The other day, we were made privy to the fact that Justin Case, a respected community developer, had found some exploits that would make it possible to root the Motorola Moto X, as well as the Motorola DROID Maxx, Motorola DROID Ultra, and Motorola DROID Mini. We weren’t given any details or a method at the time, though one was promised to arrive in the days to follow.
Well, it does appear we’re “in the days to follow,” and as such, the man — known mostly by his handle “jcase” on Twitter and XDA — has blessed us with the goods. He calls it PwnMyMoto, a replacement for the root/boot package previously known as MotoRoot.
What PwnMyMoto will do
Simply put, PwnMyMoto is an APK that you sideload onto your device through ADB. From there, the application is automatically installed, and upon running it will apply the necessary tricks and hacks required to achieve root. After installation, PwnMyMoto uninstalls itself, and you have a sticky root solution to use to your hearts’ content.
By sticky, I mean that you will be able to reboot your phone and remain in the rooted state without having to touch a thing. This is permanent — the kind we like — without any weird hacks or tricks, so we are extremely excited that such a solution was found in such a short amount of time. This will also give you the ability to write to system, though that’s something that we can only worry about once custom recoveries (and hopefully custom ROMs, eventually) begin to make their way onto the interwebz.
How it was achieved
Justin explains that the full method relied on three available exploits:
First we use bug 9695860 (aka second masterkey) to gain system user, then it uses a symlink attack to gain root access. After gaining root we exploit a flaw in the bootloader, allowing us to bypass the write protection applied to system. In the process we remove stock recovery, so OTAs will not be a worry.
With that, this method keeps write-protection “on” in the “normal” boot state, but completely disables protection when you’re booted into the the device’s recovery state. This will be useful for making changes that require write access. Justin suggests only booting into “recovery” to make those changes, and sticking to the typical boot state for your normal day-to-day business.

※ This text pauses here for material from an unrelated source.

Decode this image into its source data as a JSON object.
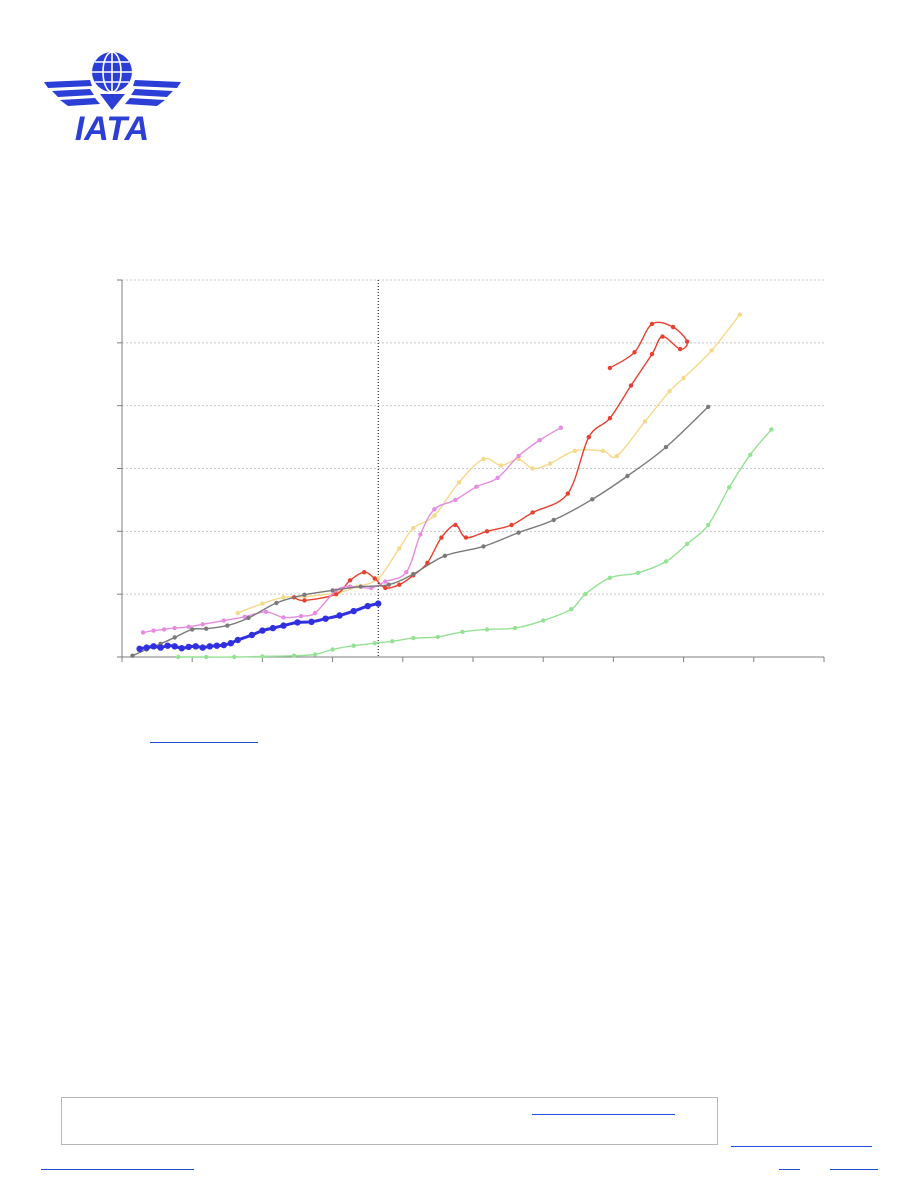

Note that custom recoveries are still being looked into, and that this does not currently give us the ability to flash custom kernels (as that part of the bit is still verified by official signatures). In short, this isn’t the full-fledged access we are all hoping to have, but it is a very big step.
How to root your Moto X, DROID MAXX, Ultra, and Mini
Now comes the fun stuff — rooting! These instructions are quite simple if you know your way around ADB. Be sure to give them a good read two or three times before going forward. Also, we must remind you that anything that happens to your device as a result of this is your own responsibility. No one is forcing a gun to your head and making you do this. As long as you understand that, then let’s dive in:
- Download PwnMyMoto for Moto X here. The XDA attachments show different APKs for different carriers, so be sure to download the one for your carrier of choice. If you are using the DROID phones, you will want the APK that is found here (and they’re only on Verizon, so there’s nothing to worry about in regards to carrier).
- Using ADB while your phone is connected, run this command (replace the bracketed text with the appropriate filename): “adb install -r PwnMyMoto-<version and model go here>.apk“.
- Boot your phone like normal, and run the PwnMyMoto app. Your phone will reboot a few times as it applies all the changes. The PwnMyMoto app will be uninstalled after this step, and su will be installed on the system partition.
- Download SuperSU from the Google Play Store. This is what you will use to control root access for any application that needs it.
And that’s it! Easy stuff, right? If you want to check to make sure things went OK, all you have to do is run the following ADB command:
adb shell getprop ro.boot.write_protect
If that returns a value of “0” then you’re good to go. Give it a try, and be sure to refer to the XDA threads here and here if you have any questions or concerns. We’ll be keeping our eye on the scene to see what else will come of this huge breakthrough.